Ottilie W. Roederstein: Bildband über die Malerin
Als freischaffende Porträtmalerin gehörte Ottilie W. Roederstein im deutschsprachigen Raum zu den erfolgreichsten Künstlerinnen ihrer Zeit und behauptete sich im männlich dominierten Kunstbetrieb.
Ihre Gemälde wurden in Ausstellungen in Deutschland, Frankreich, England, den USA sowie der Schweiz gezeigt. Heute ist die Malerin trotz ihres einstigen Ansehens nahezu unbekannt.
Seitlich schaut die junge Frau über ihre Schulter. Entschlossen. Einen schwarzen, schweren Samtmantel trägt sie, auf dem Kopf eine feuerrote Baskenmütze, deren Schatten das halbe Gesicht versteckt. Einige blonde Locken haben sich aus der zurückgesteckten Frisur befreit. Jedes feine Härchen ist zu erkennen. In einem Auge bricht sich das Licht. Ein Funkeln in der grünen Iris.
Roedersteins Selbstporträts vermitteln einen starken Willen
Was für ein Blick, mit dem sie uns fixiert, uns packt. Diese Frau - 1894 gemalt - weiß, was sie will, da besteht kein Zweifel. Ein Eindruck, den die vielen Selbstporträts der Schweizer Malerin Ottilie Wilhelmine Roederstein vermitteln. Die ernste Mimik bleibt zeitlebens gleich, nur die Pose variiert: mal siegessicher die Pinsel zeigend, mal romantisch-zart mit Strohhut und Rüschen-Kragen, später immer häufiger: maskulin, im Anzug, den glimmenden Zigarillo zwischen den Fingern. Ihr gelingt mit ihren Selbstdarstellungen etwas Verblüffendes: Selbstbewusst, aber nicht eitel wirkt sie. Sie beginnt ein Gespräch mit sich - und mit uns.
Durchsetzen muss sich Ottilie Roederstein von Anfang an. Geboren 1859 als Tochter einer gutbürgerlichen Kaufmannsfamilie, hätte sie überhaupt keinen Beruf ergreifen sollen, geschweige denn einen künstlerischen.

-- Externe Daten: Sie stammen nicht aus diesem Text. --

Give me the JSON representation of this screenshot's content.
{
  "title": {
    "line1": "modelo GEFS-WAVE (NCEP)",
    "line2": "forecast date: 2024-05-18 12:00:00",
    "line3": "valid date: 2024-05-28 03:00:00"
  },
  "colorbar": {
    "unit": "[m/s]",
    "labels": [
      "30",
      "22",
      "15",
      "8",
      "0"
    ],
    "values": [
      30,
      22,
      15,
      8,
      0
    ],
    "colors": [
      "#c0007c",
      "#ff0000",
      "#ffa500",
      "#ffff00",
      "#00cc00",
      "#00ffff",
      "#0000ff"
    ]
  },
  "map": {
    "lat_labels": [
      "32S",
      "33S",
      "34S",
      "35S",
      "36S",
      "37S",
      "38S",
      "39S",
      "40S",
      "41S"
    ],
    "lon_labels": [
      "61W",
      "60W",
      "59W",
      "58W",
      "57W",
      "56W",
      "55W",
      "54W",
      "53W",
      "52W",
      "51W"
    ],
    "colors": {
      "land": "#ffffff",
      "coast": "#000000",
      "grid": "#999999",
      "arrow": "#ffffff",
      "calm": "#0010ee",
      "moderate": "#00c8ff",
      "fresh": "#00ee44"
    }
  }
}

Frauen bleiben die Kunst-Akademien verwehrt
Mit 17 Jahren beginnt sie ihre Ausbildung. Kunst-Akademien nehmen zu dieser Zeit allerdings noch keine Frauen auf, ihr bleibt nur der Weg über private Lehrer und Schulen - in Zürich, Berlin und Paris. Insbesondere Akte sind Männersache. Mehr als fragwürdig behandelt man sie beim Akt-Unterricht in Frankreich. Roederstein erinnert sich - so heißt es dazu im Buch:
"Es sei nur in Ausnahmefällen vorgekommen, dass die Männer sie mit faulem Obst beworfen hätten." Leseprobe
Eine junge Frau steht in einem schummerigen Raum, nackt, mit dem Rücken zur Betrachterin. Sie beugt sich über eine große, grüne Waschschüssel auf der Sitzfläche eines Stuhls, benetzt ihre Hände. Die braunen Haare sind zu einem Dutt zusammengebunden. Ihre Haut leuchtet in mattem Zartrosa. Anmutig sieht sie aus, vertieft in ihr Alltagsritual. Traurig auch. Der Titel: "Das Mädchen bei der Toilette".

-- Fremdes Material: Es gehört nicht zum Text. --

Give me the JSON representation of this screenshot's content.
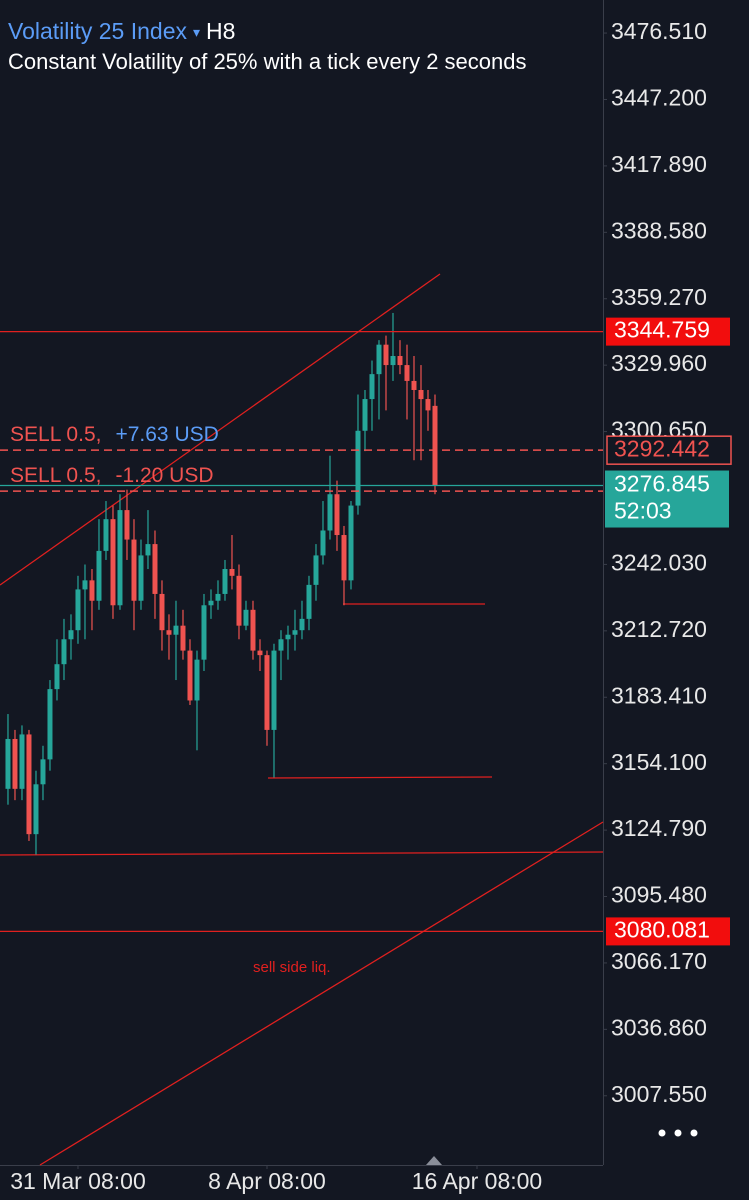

Dass Ottilie Roederstein ihr Handwerk beherrscht, ist offensichtlich. Elegant geht sie um mit Perspektive und Anatomie, Licht und Schatten, Stimmungen und Spannungen. Teilweise erinnern ihre Bilder an die Malerei der Renaissance, teilweise an französischen Impressionismus.

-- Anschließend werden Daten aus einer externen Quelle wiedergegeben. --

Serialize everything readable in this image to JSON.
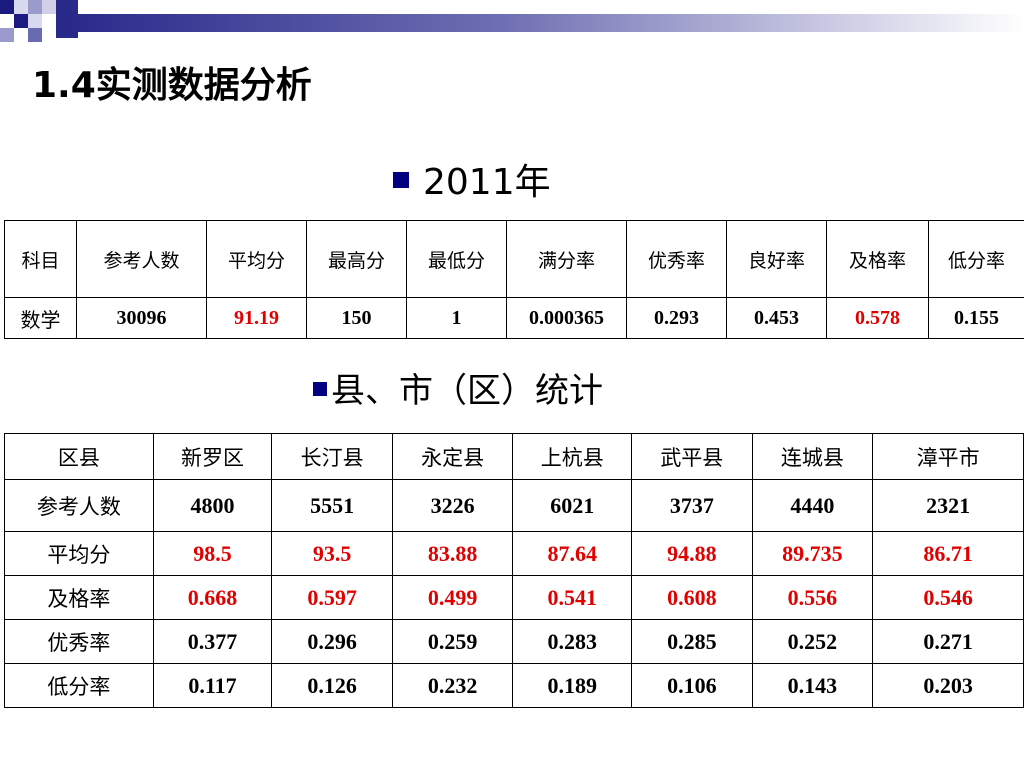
{
  "title": "1.4实测数据分析",
  "section1": {
    "label": "2011年"
  },
  "section2": {
    "label": "县、市（区）统计"
  },
  "colors": {
    "highlight": "#e00000",
    "bullet": "#000080"
  },
  "table1": {
    "headers": [
      "科目",
      "参考人数",
      "平均分",
      "最高分",
      "最低分",
      "满分率",
      "优秀率",
      "良好率",
      "及格率",
      "低分率"
    ],
    "row": [
      "数学",
      "30096",
      "91.19",
      "150",
      "1",
      "0.000365",
      "0.293",
      "0.453",
      "0.578",
      "0.155"
    ],
    "highlighted": [
      "平均分",
      "及格率"
    ]
  },
  "table2": {
    "headers": [
      "区县",
      "新罗区",
      "长汀县",
      "永定县",
      "上杭县",
      "武平县",
      "连城县",
      "漳平市"
    ],
    "rows": [
      {
        "label": "参考人数",
        "values": [
          "4800",
          "5551",
          "3226",
          "6021",
          "3737",
          "4440",
          "2321"
        ],
        "highlight": false
      },
      {
        "label": "平均分",
        "values": [
          "98.5",
          "93.5",
          "83.88",
          "87.64",
          "94.88",
          "89.735",
          "86.71"
        ],
        "highlight": true
      },
      {
        "label": "及格率",
        "values": [
          "0.668",
          "0.597",
          "0.499",
          "0.541",
          "0.608",
          "0.556",
          "0.546"
        ],
        "highlight": true
      },
      {
        "label": "优秀率",
        "values": [
          "0.377",
          "0.296",
          "0.259",
          "0.283",
          "0.285",
          "0.252",
          "0.271"
        ],
        "highlight": false
      },
      {
        "label": "低分率",
        "values": [
          "0.117",
          "0.126",
          "0.232",
          "0.189",
          "0.106",
          "0.143",
          "0.203"
        ],
        "highlight": false
      }
    ]
  }
}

Stilwende zwischen den Weltkriegen
Zwischen den Weltkriegen wendet sich die 70-jährige Roederstein dann der Neuen Sachlichkeit zu. So porträtiert sie glorifizierend, aber auch ironisch-überzeichnet Hermann Jughenn, ihren Freund und Biografen, als Mann in denkbar unpraktischem, knallgelbem Jackett und Hut - "Der Kletterer" vor schneebedecktem Gebirge. Wagemutig schaut er in die Ferne. In der Hand hält er einen Felshammer, sein Abenteuer-Utensil.
Auch privat lässt sich Ottilie Roederstein nicht einengen. Entgegen allen Konventionen lebt sie 50 Jahre lang zusammen mit ihrer Lebensgefährtin Elisabeth Winterhalter, der ersten deutschen Chirurgin. Beide setzen sich für das Frauenwahlrecht und für bessere Bildungschancen von Mädchen ein. "Hans", wie Ottilie Roederstein ihre Partnerin schelmisch nennt, malt sie gern und häufig: zum Beispiel am Schreibtisch, im Regal dahinter ein Totenkopf, sie blickt auf von ihren Notizen, lässig und wissend.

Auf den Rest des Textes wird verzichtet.